Here, if modernity is about “dislocating localization” (Agamben) or “creative destruction” (Schumpeter, usually cited in a celebratory way), Occupy calls the bluff. Neoliberalism destroys the traditional localizing structures of the citizen-subject (by depriving him [sic] of his rights) and the kinship structures of the family (by turning everyone into economic subjects first), but then leaves everyone very precisely localized in global networks of surplus value extraction and the exchange of commodities. Occupy then shows the hypocrisy of declaring everyone free from oppressive structures, but then marking them indelibly and unavoidably by unfree economic choices. By refusing this economic location (or by explicitly putting oneself on the ground on Wall Street), Occupy shows how the claimed freedom of finance capital is anything but. If capitalism puts everyone in a virtual camp, then fine: live in a real, material camp, right here, in the heart of finance capital!

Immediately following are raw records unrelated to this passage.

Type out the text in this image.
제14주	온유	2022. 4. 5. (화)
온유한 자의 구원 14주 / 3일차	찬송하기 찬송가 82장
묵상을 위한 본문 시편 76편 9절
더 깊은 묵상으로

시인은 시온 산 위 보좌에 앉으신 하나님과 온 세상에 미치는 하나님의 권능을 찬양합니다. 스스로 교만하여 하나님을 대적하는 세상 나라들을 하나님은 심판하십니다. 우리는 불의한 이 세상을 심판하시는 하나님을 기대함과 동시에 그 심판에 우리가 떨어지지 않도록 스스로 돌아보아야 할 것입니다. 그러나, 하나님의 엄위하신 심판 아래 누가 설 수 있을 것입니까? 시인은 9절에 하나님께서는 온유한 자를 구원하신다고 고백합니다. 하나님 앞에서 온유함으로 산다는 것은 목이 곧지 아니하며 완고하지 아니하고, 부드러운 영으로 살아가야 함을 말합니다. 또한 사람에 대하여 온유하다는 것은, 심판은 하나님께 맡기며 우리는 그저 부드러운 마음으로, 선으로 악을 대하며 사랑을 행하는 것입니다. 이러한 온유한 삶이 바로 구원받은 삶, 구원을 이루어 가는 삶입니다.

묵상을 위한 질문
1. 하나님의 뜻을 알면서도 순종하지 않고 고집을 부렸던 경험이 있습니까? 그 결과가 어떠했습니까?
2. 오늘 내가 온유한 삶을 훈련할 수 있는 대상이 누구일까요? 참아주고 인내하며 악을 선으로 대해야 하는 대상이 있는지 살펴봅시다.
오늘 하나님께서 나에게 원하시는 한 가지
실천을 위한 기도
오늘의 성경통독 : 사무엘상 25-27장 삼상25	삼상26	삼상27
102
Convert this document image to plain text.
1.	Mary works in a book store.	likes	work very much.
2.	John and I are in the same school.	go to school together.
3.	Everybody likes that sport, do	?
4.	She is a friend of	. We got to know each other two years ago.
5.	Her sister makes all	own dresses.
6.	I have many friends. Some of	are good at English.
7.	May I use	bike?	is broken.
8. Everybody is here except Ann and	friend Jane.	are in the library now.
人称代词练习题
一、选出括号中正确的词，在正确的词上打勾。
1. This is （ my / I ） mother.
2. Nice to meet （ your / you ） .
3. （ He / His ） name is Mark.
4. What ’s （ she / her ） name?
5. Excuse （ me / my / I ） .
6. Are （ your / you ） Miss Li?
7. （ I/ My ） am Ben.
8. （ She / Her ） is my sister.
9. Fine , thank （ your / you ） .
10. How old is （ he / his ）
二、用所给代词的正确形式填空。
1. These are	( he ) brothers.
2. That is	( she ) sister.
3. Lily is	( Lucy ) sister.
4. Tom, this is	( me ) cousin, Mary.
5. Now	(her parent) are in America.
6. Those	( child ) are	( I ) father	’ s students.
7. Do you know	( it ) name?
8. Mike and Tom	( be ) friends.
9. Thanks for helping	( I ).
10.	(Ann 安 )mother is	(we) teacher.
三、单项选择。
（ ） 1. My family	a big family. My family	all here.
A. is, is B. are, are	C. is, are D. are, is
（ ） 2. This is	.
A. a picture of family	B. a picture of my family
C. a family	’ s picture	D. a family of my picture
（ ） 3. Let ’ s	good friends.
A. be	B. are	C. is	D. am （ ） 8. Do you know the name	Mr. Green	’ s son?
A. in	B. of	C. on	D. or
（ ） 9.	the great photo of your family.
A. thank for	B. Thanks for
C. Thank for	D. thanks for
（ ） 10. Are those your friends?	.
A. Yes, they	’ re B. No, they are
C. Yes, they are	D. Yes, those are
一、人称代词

If Happe is right about this resignification, it shows that camps can, under certain conditions, present a positive biopolitics. If the camp is the virtual one of cognitive capitalism, then it makes sense to make an actual camp as an act of resistance, because the material camp of Occupy is defined by its own mobility and purposelessness. At the same time, insisting on the materiality of the camp constitutes a refusal of the commodity circuits of cognitive capital, where every desire can only be expressed through the structure of a brand loyalty – even, increasingly, food. Although it wasn’t going anywhere until forced, Occupy also didn’t have a telos: it was constructed as an aleatory event, and could be deconstructed. Indeed, Happe cites precisely the (one wants to say: rhizomatic) reemergence of Occupy in the “most tangible ways possible: hurricane disaster relief, occupation of foreclosed homes, and debt relief” (220) as evidence of its success.
Happe emphasizes just how radically new the way of life presented in the camps can be, but here I think some caution is in order. The claims of radicality seem true, but only to a point: to the extent that the camps present something completely new, their value as parrhesia diminishes, and they veer toward the abstract negation of Agamben’s camp. In a sympathetic interpretation of Agamben, Sergei Prozorov suggests that, “to this reduction [of which camps are exemplary] of bios to bare life (zoe as bios), in which biological life is posited as a political task, Agamben opposes a politics without tasks, a politics contained in the sheer experience of existence (bios as zoe) that does not strive to attain any identity or realize a vocation” (346).
But tasks are inevitable, even if identity and vocation are not. We need to feed those present in the park.